Xiaomi MiMO-V2-Flash
Xiaomi MiMO-V2-Flash: Overview
Xiaomi MiMO-V2-Flash is a cutting-edge open-source Mixture-of-Experts (MoE) large language model (LLM) developed by Xiaomi, released on December 16, 2025. It represents a significant advancement in efficient AI inference, combining frontier-level performance with high-speed processing and low costs. Designed primarily for reasoning, coding, agentic tasks, and long-context applications, it builds on Xiaomi's earlier MiMO efforts and is positioned as a competitive alternative to models like DeepSeek-V3.2 and Claude Sonnet 4.5. The model is fully open-sourced under the MIT license, making it accessible for research and deployment.
Key Features and Technical Specifications
- Parameters: 309 billion total parameters, with only 15 billion active per forward pass—enabling massive scale without proportional compute demands.
- Context Window: Up to 256,000 tokens, supporting extended agent interactions, tool calls, and multi-turn conversations.
- Inference Speed: Up to 150 tokens per second, with a 2.0–2.6× speedup via native Multi-Token Prediction (MTP).

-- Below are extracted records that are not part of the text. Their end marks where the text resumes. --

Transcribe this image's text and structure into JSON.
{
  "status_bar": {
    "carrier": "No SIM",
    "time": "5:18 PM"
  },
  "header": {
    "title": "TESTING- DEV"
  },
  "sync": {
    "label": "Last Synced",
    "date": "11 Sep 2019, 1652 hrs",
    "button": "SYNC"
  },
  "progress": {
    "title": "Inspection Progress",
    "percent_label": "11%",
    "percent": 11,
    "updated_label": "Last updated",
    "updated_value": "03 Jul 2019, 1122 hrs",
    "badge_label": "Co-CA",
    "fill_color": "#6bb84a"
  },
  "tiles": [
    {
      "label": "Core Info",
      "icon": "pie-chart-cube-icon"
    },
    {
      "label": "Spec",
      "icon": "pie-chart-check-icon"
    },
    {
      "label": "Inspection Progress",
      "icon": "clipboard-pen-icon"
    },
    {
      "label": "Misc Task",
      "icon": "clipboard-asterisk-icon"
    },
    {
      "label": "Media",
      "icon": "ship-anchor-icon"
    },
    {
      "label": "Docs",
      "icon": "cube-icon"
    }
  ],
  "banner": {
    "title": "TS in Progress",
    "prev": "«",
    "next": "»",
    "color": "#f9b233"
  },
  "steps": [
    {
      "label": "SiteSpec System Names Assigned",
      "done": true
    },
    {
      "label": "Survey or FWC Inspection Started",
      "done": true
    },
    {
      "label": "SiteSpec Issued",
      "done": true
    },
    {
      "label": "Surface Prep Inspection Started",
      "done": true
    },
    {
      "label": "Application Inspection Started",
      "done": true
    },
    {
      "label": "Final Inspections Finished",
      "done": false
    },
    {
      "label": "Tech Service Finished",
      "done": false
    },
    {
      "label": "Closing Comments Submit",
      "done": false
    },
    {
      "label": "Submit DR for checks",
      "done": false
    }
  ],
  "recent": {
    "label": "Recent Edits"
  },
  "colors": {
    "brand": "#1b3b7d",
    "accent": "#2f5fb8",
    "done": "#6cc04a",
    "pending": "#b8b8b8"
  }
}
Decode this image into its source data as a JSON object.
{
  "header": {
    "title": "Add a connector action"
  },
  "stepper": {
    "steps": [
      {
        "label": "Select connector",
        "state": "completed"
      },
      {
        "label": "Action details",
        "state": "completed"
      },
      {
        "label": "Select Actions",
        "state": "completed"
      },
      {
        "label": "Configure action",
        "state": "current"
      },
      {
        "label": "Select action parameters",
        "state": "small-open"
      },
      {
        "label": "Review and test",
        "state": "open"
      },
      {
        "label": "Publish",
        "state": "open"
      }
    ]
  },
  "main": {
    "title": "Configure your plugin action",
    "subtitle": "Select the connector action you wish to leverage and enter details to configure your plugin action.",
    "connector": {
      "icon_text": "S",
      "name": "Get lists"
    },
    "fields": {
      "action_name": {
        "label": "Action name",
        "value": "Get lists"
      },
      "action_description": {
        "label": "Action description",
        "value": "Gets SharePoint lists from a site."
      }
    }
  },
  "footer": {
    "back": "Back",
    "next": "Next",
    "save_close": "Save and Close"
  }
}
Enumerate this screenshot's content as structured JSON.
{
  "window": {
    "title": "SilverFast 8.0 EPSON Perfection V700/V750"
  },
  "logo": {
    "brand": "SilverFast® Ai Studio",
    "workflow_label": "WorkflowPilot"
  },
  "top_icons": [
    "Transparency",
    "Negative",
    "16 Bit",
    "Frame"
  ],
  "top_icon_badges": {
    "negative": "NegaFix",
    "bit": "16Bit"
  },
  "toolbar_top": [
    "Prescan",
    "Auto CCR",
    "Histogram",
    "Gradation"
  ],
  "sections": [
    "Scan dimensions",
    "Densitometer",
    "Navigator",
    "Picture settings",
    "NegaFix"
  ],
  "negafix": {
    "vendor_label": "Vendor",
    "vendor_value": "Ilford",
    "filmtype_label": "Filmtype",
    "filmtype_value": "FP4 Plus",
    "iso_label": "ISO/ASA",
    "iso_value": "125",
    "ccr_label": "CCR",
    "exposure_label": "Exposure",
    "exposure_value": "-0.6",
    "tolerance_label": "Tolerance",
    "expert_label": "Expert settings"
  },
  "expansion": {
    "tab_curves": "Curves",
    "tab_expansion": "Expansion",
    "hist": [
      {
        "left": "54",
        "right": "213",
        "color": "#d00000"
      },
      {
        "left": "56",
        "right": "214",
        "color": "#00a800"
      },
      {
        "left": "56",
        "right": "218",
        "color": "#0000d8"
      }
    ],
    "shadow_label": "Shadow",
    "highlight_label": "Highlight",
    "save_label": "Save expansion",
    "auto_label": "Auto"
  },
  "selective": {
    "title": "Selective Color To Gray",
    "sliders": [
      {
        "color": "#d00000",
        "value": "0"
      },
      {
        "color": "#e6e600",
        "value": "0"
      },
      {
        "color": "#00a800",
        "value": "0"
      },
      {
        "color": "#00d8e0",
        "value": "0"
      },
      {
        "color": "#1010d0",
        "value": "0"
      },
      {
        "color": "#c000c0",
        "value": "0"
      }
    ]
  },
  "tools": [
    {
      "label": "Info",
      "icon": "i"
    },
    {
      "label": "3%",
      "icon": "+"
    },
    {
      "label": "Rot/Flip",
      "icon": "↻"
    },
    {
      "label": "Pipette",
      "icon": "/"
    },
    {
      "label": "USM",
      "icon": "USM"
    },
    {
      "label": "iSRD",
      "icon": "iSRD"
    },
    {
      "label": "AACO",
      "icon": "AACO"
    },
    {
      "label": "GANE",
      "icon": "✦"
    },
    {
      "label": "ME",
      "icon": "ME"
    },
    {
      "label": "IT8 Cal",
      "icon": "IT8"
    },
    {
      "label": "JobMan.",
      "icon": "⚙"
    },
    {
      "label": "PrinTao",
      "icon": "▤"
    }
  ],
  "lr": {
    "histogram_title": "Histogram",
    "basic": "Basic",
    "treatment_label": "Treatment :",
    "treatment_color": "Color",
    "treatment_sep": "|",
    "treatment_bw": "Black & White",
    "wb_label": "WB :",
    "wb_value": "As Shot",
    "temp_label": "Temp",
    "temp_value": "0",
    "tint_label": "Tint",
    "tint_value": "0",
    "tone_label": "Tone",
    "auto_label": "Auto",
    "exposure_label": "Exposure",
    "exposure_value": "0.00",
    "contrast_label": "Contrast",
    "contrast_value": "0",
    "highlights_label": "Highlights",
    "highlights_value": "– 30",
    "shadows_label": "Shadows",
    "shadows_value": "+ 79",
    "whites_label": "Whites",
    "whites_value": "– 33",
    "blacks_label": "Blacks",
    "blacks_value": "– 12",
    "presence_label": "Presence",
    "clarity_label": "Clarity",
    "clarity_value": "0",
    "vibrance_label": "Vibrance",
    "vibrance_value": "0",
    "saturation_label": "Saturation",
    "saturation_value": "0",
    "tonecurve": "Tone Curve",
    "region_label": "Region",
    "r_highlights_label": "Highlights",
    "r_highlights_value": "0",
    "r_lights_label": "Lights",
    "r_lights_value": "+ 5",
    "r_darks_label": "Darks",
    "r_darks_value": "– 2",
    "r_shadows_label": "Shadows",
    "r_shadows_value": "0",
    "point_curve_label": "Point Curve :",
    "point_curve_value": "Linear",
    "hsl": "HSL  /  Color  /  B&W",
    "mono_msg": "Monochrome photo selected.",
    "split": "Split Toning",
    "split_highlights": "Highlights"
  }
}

- Cost Efficiency: $0.1 per million input tokens and $0.3 per million output tokens (assuming a 3:1 input/output ratio).
- Training Data: Trained on 27 trillion tokens in FP8 mixed precision for efficiency.
- Modes: Supports a "hybrid thinking mode" for step-by-step reasoning or instant responses, toggleable by users.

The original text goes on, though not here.